The result of PCA showed the obvious difference between soil samples in spring and summer. And two principal components were determined, which can explain 88.38% of the total variance in the dataset (Fig. 4). Sequences from Proteobacteria dominated in Spring soil samples (37.79%) and Summer soil samples (51.77%) collected from both two seasons (Fig. 3). The relative abundance of Proteobacteria and Acidobacteria were the highest in Summer, and the lowest in Spring while Actinobacteria and Firmicutes reached its highest abundance in Spring.
Relationship Between Microbial Community Structures And Soil Properties
Living cover treatment changed microbial community structures and soil properties. After removal of the redundant variables, ten soil properties were chosen for RDA. As shown in Fig. 5a,b, pH, TOC, TP, TN, AK, URE and INV significantly affected the fungal community structure in upper soil, while soil properties except AK and URE all obviously (p < 0.05) impacted the fungal community composition in the deeper soil. Soil properties except TOC, TN and ALP all remarkably (p < 0.05) impacted the bacterial community composition in the upper soil, while SWC, pH, AP and ALP dramatically (p < 0.05) impacted the bacterial community composition in the deeper soil (The relevant p value was in Additional file 10: Table S7). From the angle between arrow connecting lines representing different soil properties, TP, pH, INV, AK, AP, and SWC were always small, which showed that they had a good correlation and were positively correlated in each treatment.
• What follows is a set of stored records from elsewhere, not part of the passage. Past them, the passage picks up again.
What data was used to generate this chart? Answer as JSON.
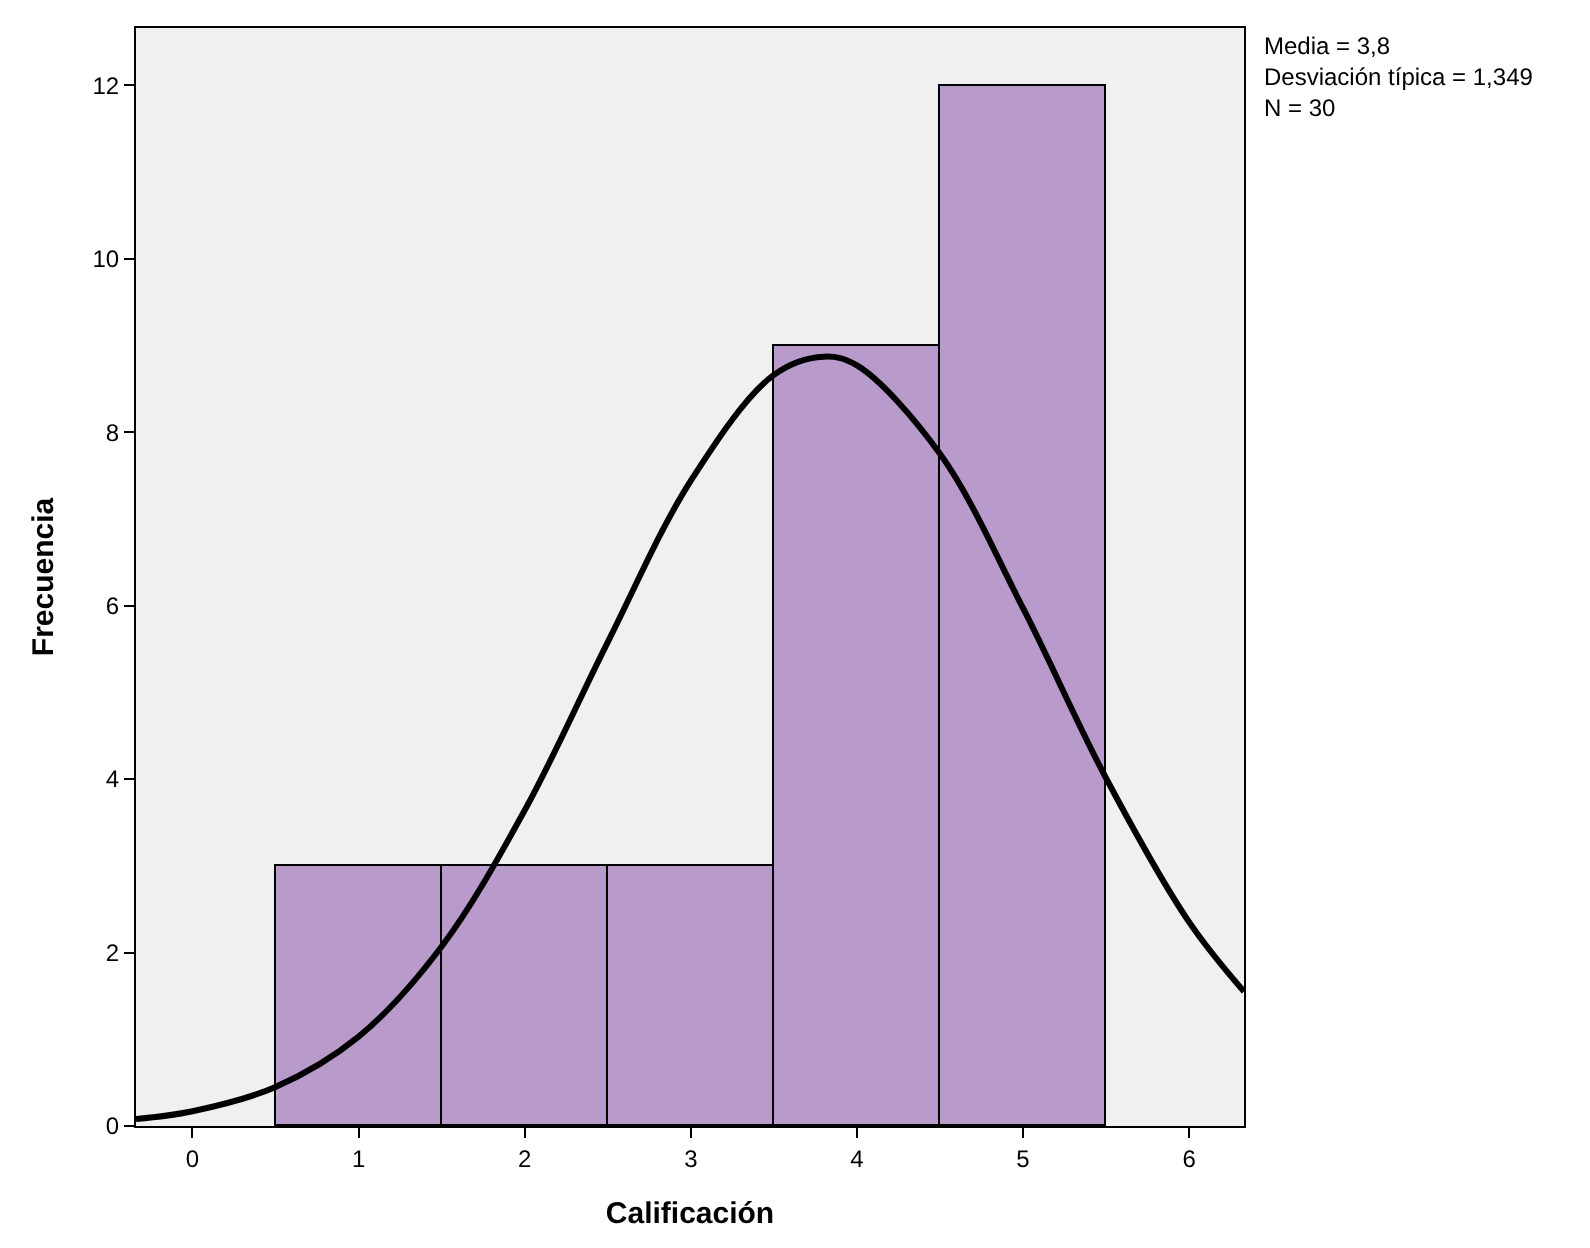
{
  "chart_data": {
    "type": "histogram",
    "xlabel": "Calificación",
    "ylabel": "Frecuencia",
    "bins": [
      0.5,
      1.5,
      2.5,
      3.5,
      4.5,
      5.5
    ],
    "values": [
      3,
      3,
      3,
      9,
      12
    ],
    "color": "#b89bcb",
    "xlim": [
      -0.34,
      6.33
    ],
    "xticks": [
      0,
      1,
      2,
      3,
      4,
      5,
      6
    ],
    "ylim": [
      0,
      12.66
    ],
    "yticks": [
      0,
      2,
      4,
      6,
      8,
      10,
      12
    ],
    "grid": false,
    "series": [
      {
        "type": "line",
        "color": "#000000",
        "x": [
          -0.34,
          0,
          0.5,
          1,
          1.5,
          2,
          2.5,
          3,
          3.5,
          3.8,
          4,
          4.5,
          5,
          5.5,
          6,
          6.33
        ],
        "values": [
          0.08,
          0.17,
          0.45,
          1.03,
          2.07,
          3.64,
          5.58,
          7.44,
          8.66,
          8.87,
          8.77,
          7.75,
          5.97,
          4.01,
          2.35,
          1.55
        ]
      }
    ],
    "annotations": [
      "Media = 3,8\nDesviación típica = 1,349\nN = 30"
    ]
  }
}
In the same way, TN, TOC, ALP, and URE were also positively correlated.
Prediction Of Community Functions Of Soil Fungi And Bacteria
The micro-ecological functions of fungi and bacteria in the soil of hazelnut orchard under no cover and living cover treatments were studied by analyzing the fungal and bacterial communities by FUNGuild and PICRUSt1. The guilds identified in present study were listed in Fig. 6, the consequences demonstrated that the functional prediction results of fungi were related to different treatments. And three nutritional patterns (pathotrophs, saprotrophs and symbiotrophs) accounted for approximately 36.69%, 49.80% and 2.59% of no cover treatment fungal OTUs respectively whereas in living cover treatment was 19.76%, 41.51% and 6.89%. There was no obvious divergence between no cover treatment and living cover treatment according to analyzing the bacterial communities in the Cluster of Orthologous Groups (COG) database by PICRUSt1 (Additional file 11: Figure S4).